Rothbard’s Button Might Be Liberty’s Last Hope - LewRockwell [LINK]
【海外記事紹介】リバタリアンの経済学者マレー・ロスバードが提唱した「国家を即座に消滅させるボタン」という比喩を通じ、真の自由を取り戻すための道筋を説いた論説をご紹介します。
この記事は、現代社会が「政府による国民への攻撃」や「メディアによる監視」といった、オーウェル的な悪夢に直面していると警告しています。憲法に頼ったり「良い政治家」を選んだりするだけでは根本的な解決にはなりません。なぜなら、国家の本質とは、税金や通貨の偽造(増刷)を通じて、他人が生産した富を強制的に奪い取る「政治的手段」そのものだからです。
ここで登場するのが、ロスバードの「ボタン押し(ボタン・プッシャー)」という考え方です。もし押すだけで国家を消滅させ、人々に自由を返せるボタンがあるなら、自由主義者は親指に水ぶくれができるまでそのボタンを押し続けるべきだという主張です。

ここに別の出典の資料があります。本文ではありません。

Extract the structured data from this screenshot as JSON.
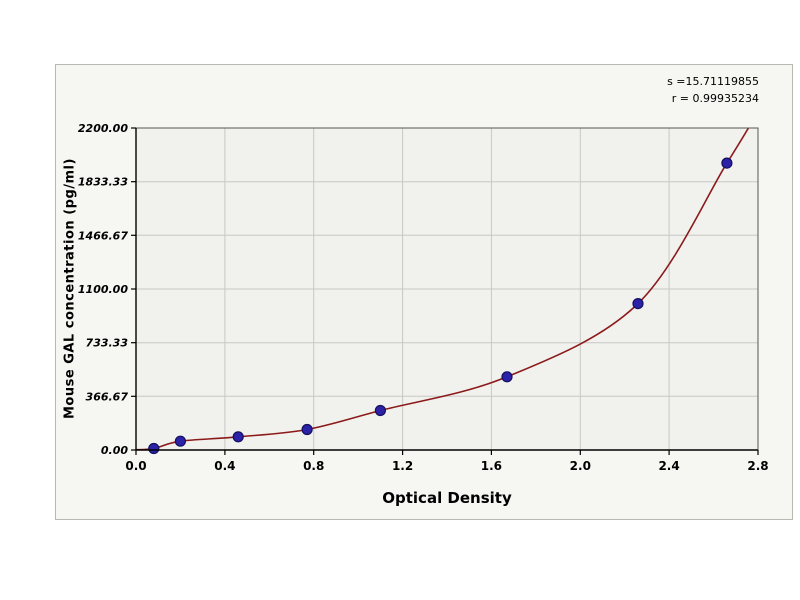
{
  "chart_data": {
    "type": "scatter",
    "title": "",
    "xlabel": "Optical Density",
    "ylabel": "Mouse GAL concentration (pg/ml)",
    "annotations": [
      "s =15.71119855",
      "r = 0.99935234"
    ],
    "x_ticks": [
      "0.0",
      "0.4",
      "0.8",
      "1.2",
      "1.6",
      "2.0",
      "2.4",
      "2.8"
    ],
    "y_ticks": [
      "0.00",
      "366.67",
      "733.33",
      "1100.00",
      "1466.67",
      "1833.33",
      "2200.00"
    ],
    "xlim": [
      0,
      2.8
    ],
    "ylim": [
      0,
      2200
    ],
    "grid": true,
    "legend": "none",
    "series": [
      {
        "name": "standard-points",
        "type": "points",
        "x": [
          0.08,
          0.2,
          0.46,
          0.77,
          1.1,
          1.67,
          2.26,
          2.66
        ],
        "y": [
          10,
          60,
          90,
          140,
          270,
          500,
          1000,
          1960
        ]
      },
      {
        "name": "fitted-curve",
        "type": "curve",
        "x": [
          0.0,
          0.08,
          0.2,
          0.46,
          0.77,
          1.1,
          1.67,
          2.26,
          2.66,
          2.78
        ],
        "y": [
          2,
          10,
          60,
          90,
          140,
          270,
          500,
          1000,
          1960,
          2260
        ]
      }
    ],
    "colors": {
      "curve": "#8B1A1A",
      "marker_fill": "#2B22A8",
      "marker_stroke": "#14105E",
      "grid": "#c8c8c4",
      "plot_bg": "#f1f1ee",
      "figure_bg": "#f6f6f3",
      "axis": "#000000",
      "tick_text": "#000000"
    }
  }
}
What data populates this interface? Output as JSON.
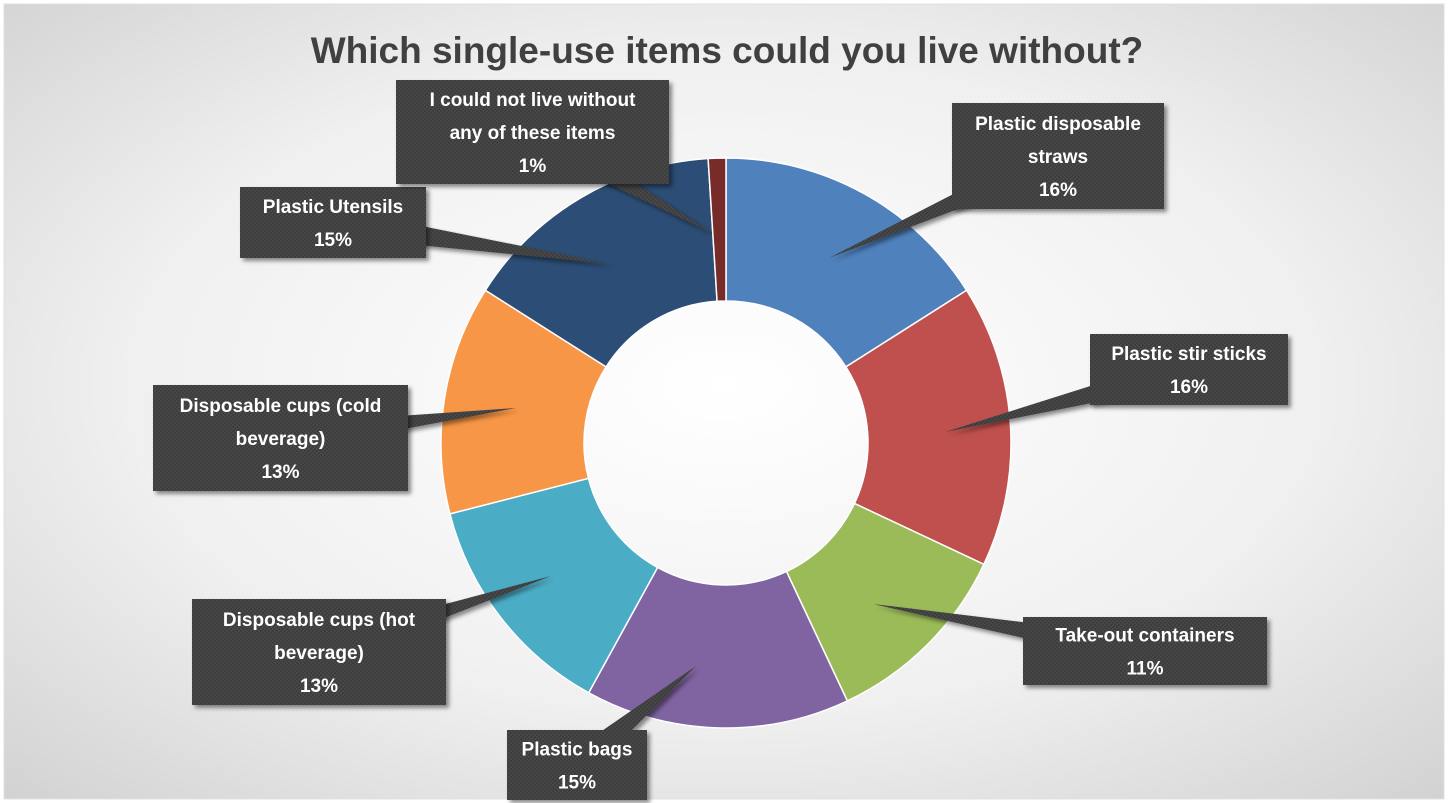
{
  "chart_data": {
    "type": "pie",
    "variant": "doughnut",
    "title": "Which single-use items could you live without?",
    "categories": [
      "Plastic disposable straws",
      "Plastic stir sticks",
      "Take-out containers",
      "Plastic bags",
      "Disposable cups (hot beverage)",
      "Disposable cups (cold beverage)",
      "Plastic Utensils",
      "I could not live without any of these items"
    ],
    "values": [
      16,
      16,
      11,
      15,
      13,
      13,
      15,
      1
    ],
    "value_labels": [
      "16%",
      "16%",
      "11%",
      "15%",
      "13%",
      "13%",
      "15%",
      "1%"
    ],
    "colors": [
      "#4f81bd",
      "#c0504d",
      "#9bbb59",
      "#8064a2",
      "#4bacc6",
      "#f79646",
      "#2c4d75",
      "#772c2a"
    ],
    "data_label_lines": [
      [
        "Plastic disposable",
        "straws",
        "16%"
      ],
      [
        "Plastic stir sticks",
        "16%"
      ],
      [
        "Take-out containers",
        "11%"
      ],
      [
        "Plastic bags",
        "15%"
      ],
      [
        "Disposable cups (hot",
        "beverage)",
        "13%"
      ],
      [
        "Disposable cups (cold",
        "beverage)",
        "13%"
      ],
      [
        "Plastic Utensils",
        "15%"
      ],
      [
        "I could not live without",
        "any of these items",
        "1%"
      ]
    ],
    "legend": "none",
    "background": [
      "#ffffff",
      "#d9d9d9"
    ],
    "label_box_color": "#3f3f3f"
  }
}
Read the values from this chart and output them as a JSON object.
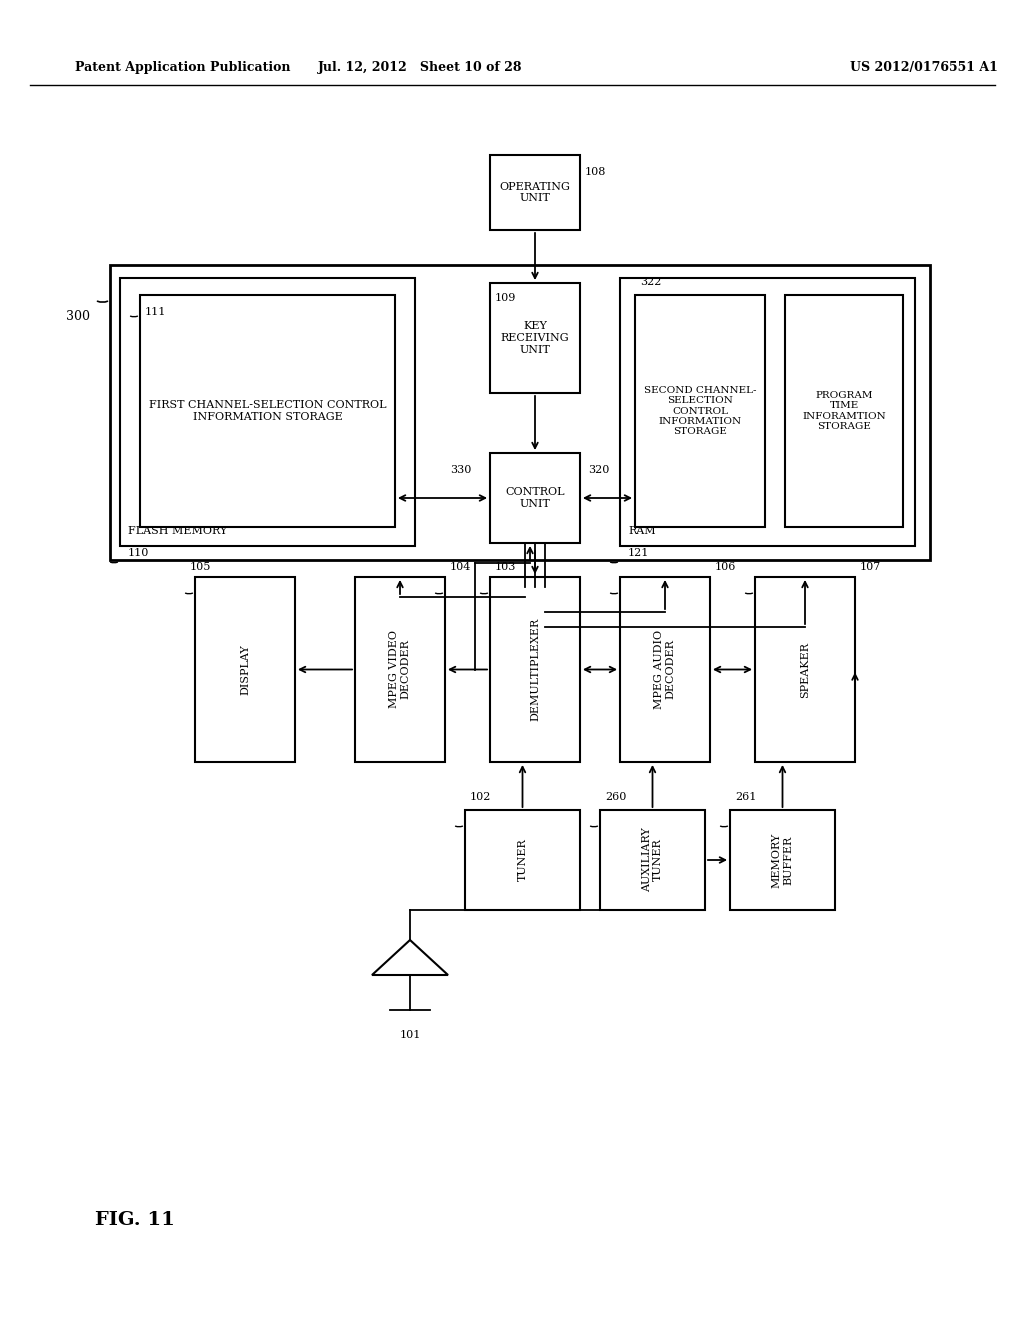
{
  "header_left": "Patent Application Publication",
  "header_mid": "Jul. 12, 2012   Sheet 10 of 28",
  "header_right": "US 2012/0176551 A1",
  "fig_label": "FIG. 11",
  "background": "#ffffff"
}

この理想を現実のものとした歴史的な例として、戦後ドイツの経済相ルートヴィヒ・エアハルトが挙げられています。1948年当時、ドイツ経済はハイパーインフレとナチス時代からの価格統制によって壊滅状態にありました。エアハルトは連合軍の監視の目を盗み、日曜日に独断で「通貨改革」と「価格統制の完全撤廃」を断行しました。翌月曜日、空っぽだった商店の棚には商品が溢れ、闇市場は消滅しました。これは「ドイツの経済奇跡」と呼ばれますが、エアハルト自身は「奇跡ではなく、自由という原則に基づき、個人の創意工夫を解放した当然の結果だ」と述べています。
現在の指導者の中で、こうした「国家による略奪」を根本から断ち切るために、連邦準備制度(Fed)や所得税の廃止を訴えたのはロン・ポール氏のような極少数の人物に限られています。記事の結論として、真に必要なのは、国家を肥大化させるルールを作る者ではなく、自らの職務を消滅させるほどに国家の制限を撤廃し、国民を「組織的な犯罪」から解放する指導者、すなわち「ボタン押し」の精神を持つ人物であると説いています。